Lancement de la dynamique de Recherche dans Fréquence Commune
16 avril 2021
En avril 2021 nous avons passé trois journées intenses de […]
En avril 2021 nous avons passé trois journées intenses de réflexions sur la dimension recherche dans la coopérative grâce à l’arrivée dans l’équipe de Fréquence Commune, de Myriam Bachir, maîtresse de conférence en sciences politiques à la faculté d’Amiens. Nous avons choisi de combiner cette rencontre avec l’accompagnement de l’équipe d’élu‧e‧s de Rochefort-sur-Loire par Tristan Rechid et Mathilde Houzé de Fréquence Commune pour ancrer notre réflexion avec elle sur le terrain.
Loin d’être exhaustif, cet article est un partage subjectif d’échanges internes dans l’équipe de Fréquence Commue suite à l’arrivée de Myriam et la concrétisation d’un binôme de recherche avec Elisabeth Dau, co-fondatrice de la coopérative, déjà très active sur ces questions (Cf Un bilan des dynamiques de listes participatives aux élections municipales françaises en 2020 – Elisabeth Dau).
Nous avons passé la première journée à accueillir Myriam dans l’équipe et à échanger sur la manière dont pourrait se passer son implication dans la Coopérative et surtout sur les besoins d’analyse et de recherche de la dynamique de transformation démocratique dans les communes dont nous sommes témoins.
Listes « citoyennes » ou listes « participatives » ?

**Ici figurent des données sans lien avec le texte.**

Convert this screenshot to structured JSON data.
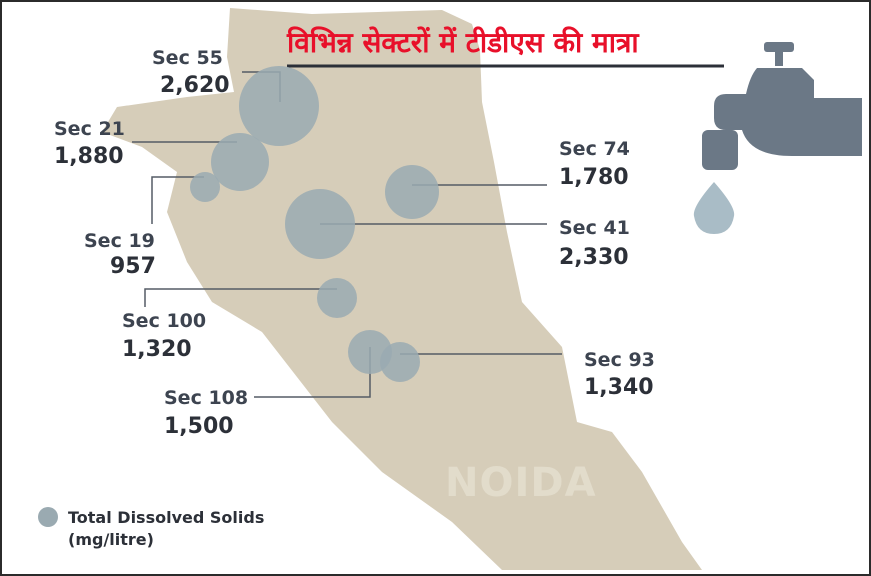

La taille de la commune est un critère qui nous semble déterminant pour bien comprendre la dynamique des listes participatives, les listes que nous avons suivies en 2020 et qui ont bousculé les pratiques politiques sont pour la grande majorité des petites communes, 80 % d’entre-elles comptent moins de 10 000 habitant‧e‧s. Ce sont des communes rurales, où les logiques, le « professionnalisme » politique, la culture de parti politique (postures de groupe, rapports de force, jeux de pouvoir, stratégie électoralistes aux différentes échéances républicaines) n’interfèrent quasiment pas dans les dynamiques portées par des habitant‧e‧s « lambda ».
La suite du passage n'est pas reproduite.